Concerning genetic brain calcifications other than PFBC, at least three additional pathogenetic mechanisms haver been identified:

• Cerebral microangiopathies and gliosis, resulting from the malfunctioning of cellular systems fundamental in vessels’ stability and/or angiogenesis, such as small nucleolar RNA involved in ribosome biogenesis in leukoencephalopathy with calcification and cysts (LCC) [33], telomeres in Coats plus syndrome, nucleases in Aicardi–Goutières syndrome and type IV collagen in COL4A1-related disease [33,34,35,36].
• Reaction to microgliopathy and neuronal loss, often seen in more complex encephalopathies such as Cockayne syndrome where microscopic examination has highlighted the presence of both iron and calcium deposits, or the NRROS-related disorders, Adams–Oliver syndrome and Nasu–Hakola disease [37].
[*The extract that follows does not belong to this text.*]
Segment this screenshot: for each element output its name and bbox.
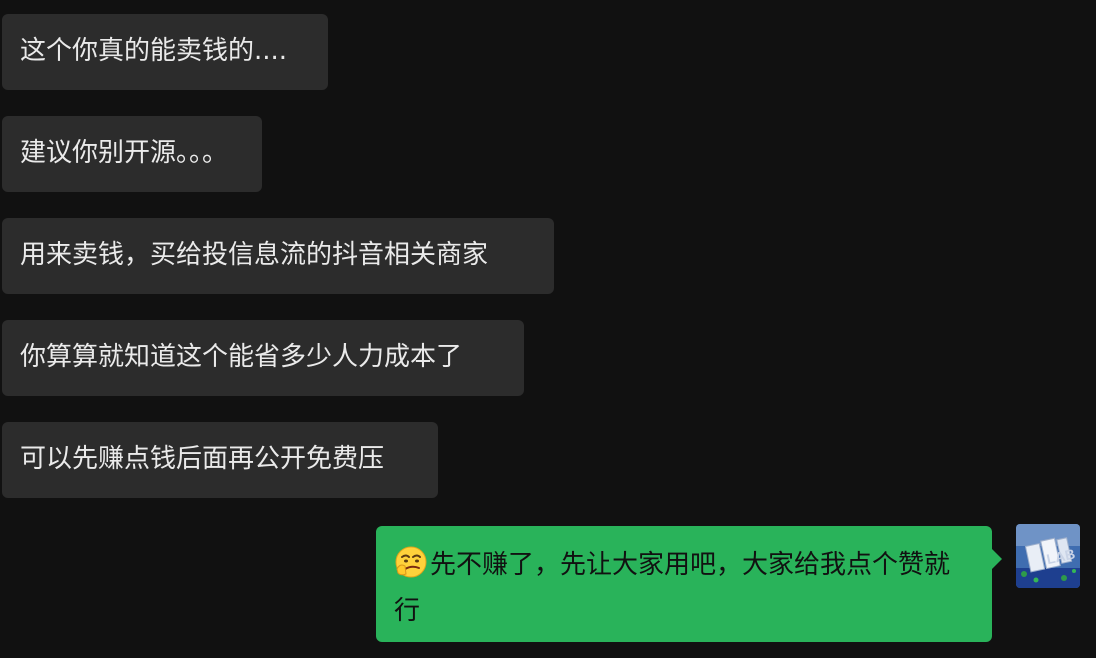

• Mitochondriopathies, where brain calcification may be attributed to co-present endocrine alterations (hypoparathyroidism) and/or to progressive cell degeneration caused by mitochondrial dysfunction in the brain [38].

The underlying pathogenetic mechanisms of ectopic/dystrophic calcifications of non-cerebral soft tissues are extremely different and are mainly associated with systemic mineral imbalance (i.e., hyperparathyroidism) or tissue alteration and necrosis (i.e., myositis ossificans) [39].